Above: OBS! Lost in Video
Photographic documentary of OBS! Vårby with additional text by Håkan Nilsson is published in January 2019 issue 132 of HJÄRNSTORM.
Project OBS!
I had been spending time in a variety of storage facilities that have been retrofitted into various buildings in Stockholm. City Self Storage seem to specialise in this as opposed to having custom facilities built in industrial parks. By chance then I stumbled into what appeared to be a rather interesting triangular shaped shed set just of the edge of the motorway which began life as OBS! Vårby COOPs first out of town super market built in 1963. Since then it has been inhabited by MIO, who have now left, and is currently subdivided on the upper level housing Erikshjälpen a large second-hand store, a Lebanese restaurant, a DIY store and will soon host a LIDL. Below is a City Self Storage facility. The plan of OBS! was originally conceived as free-space under a modular triangular roof and has now been subdivided producing some odd configurations. The upper level was supported by a large basement and service system which has now been divided
up through the logic of modular private storage units. I haven’t looked at the COOP archives yet but there is a very simple description of the building here.
What interests me in addition to the reconfiguration and subdivision of the free-space is the sites ongoing relationship with the circulation of domestic consumer goods from a supermarket/megastore outlet to the present storage of surplus consumptive debris.
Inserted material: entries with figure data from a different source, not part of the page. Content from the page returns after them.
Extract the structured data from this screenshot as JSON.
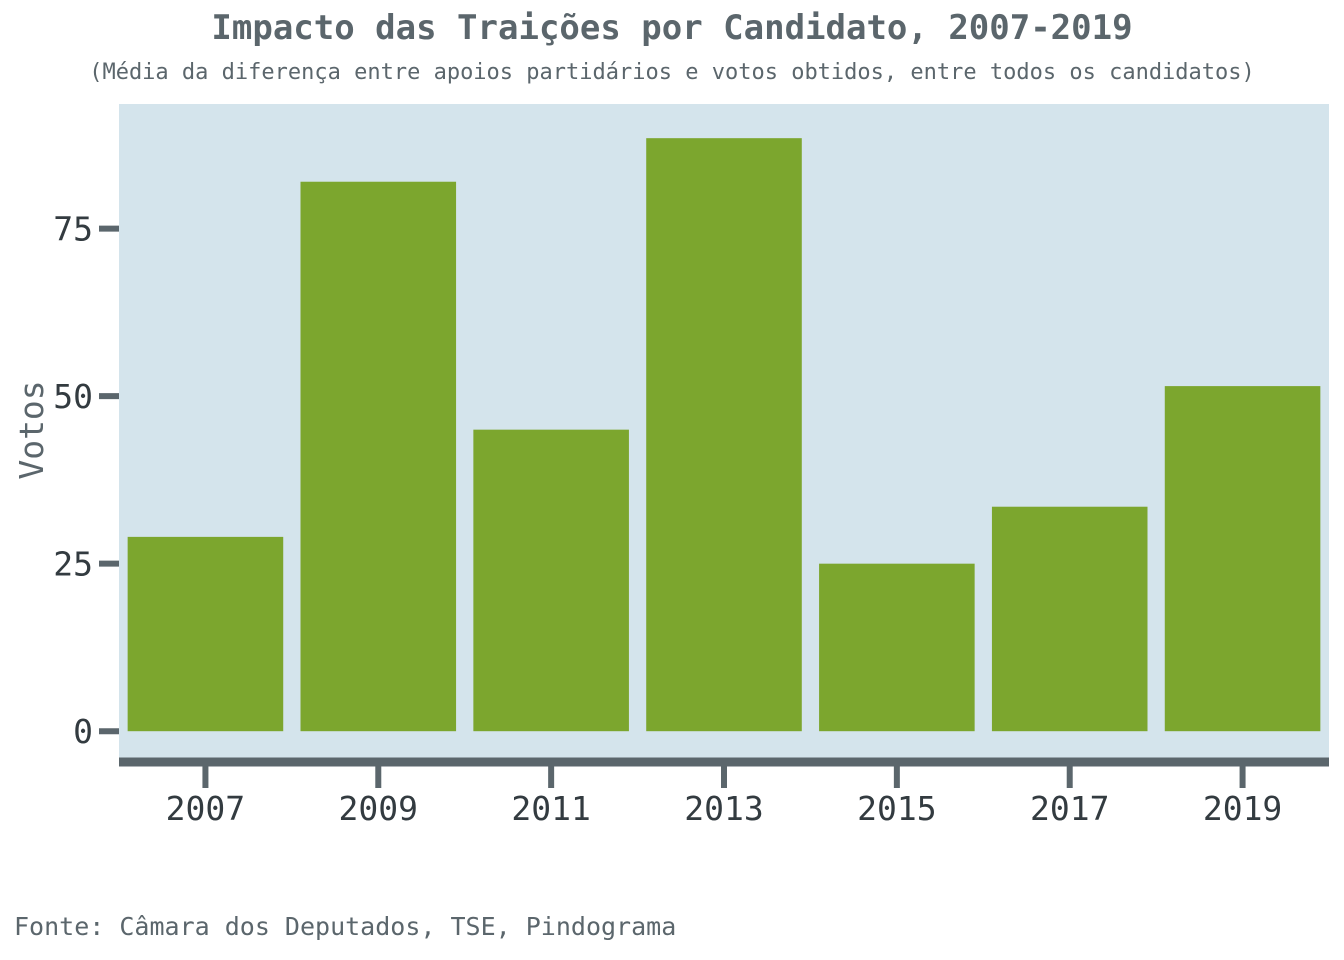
{
  "chart_data": {
    "type": "bar",
    "title": "Impacto das Traições por Candidato, 2007-2019",
    "subtitle": "(Média da diferença entre apoios partidários e votos obtidos, entre todos os candidatos)",
    "xlabel": "",
    "ylabel": "Votos",
    "categories": [
      "2007",
      "2009",
      "2011",
      "2013",
      "2015",
      "2017",
      "2019"
    ],
    "values": [
      29,
      82,
      45,
      88.5,
      25,
      33.5,
      51.5
    ],
    "yticks": [
      0,
      25,
      50,
      75
    ],
    "ylim": [
      -4,
      93.6
    ],
    "xlim": [
      2006,
      2020
    ],
    "grid": false,
    "legend": "none",
    "caption": "Fonte: Câmara dos Deputados, TSE, Pindograma",
    "colors": {
      "bar": "#7ca62e",
      "panel": "#d4e4ec",
      "axis": "#5b666c",
      "text": "#5b666c"
    }
  }
}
This appears not only in City Self Storage but also in the second-hand store which has been configured in the fashion of an IKEA – a series of furnished rooms without walls.
From one of the archive photos available on Wikipedia one can see that the large service ramps which lead to the underground system start in the customer carpark. This is peculiar in the sense that the public
space of the carpark and front of house to OBS! was part of the image of delivering and collecting goods.
In regard to the storage environment; while beautifully branded with a bold corporate colour choice; there is something slightly sinister about its material composition. A space of containment constructed out of off the shelf industrial systems and rhythmed with padlocks.
Access in and out of the storage facility is via a variety of automated folding and sliding security doors. When entering your personal access code, the system flashes your name and “Welcome” or “Goodbye” as well as informing you of special offers! A jolly language of semi-automated periphery. Once underneath its hard work not to get lost, which I did briefly, in video.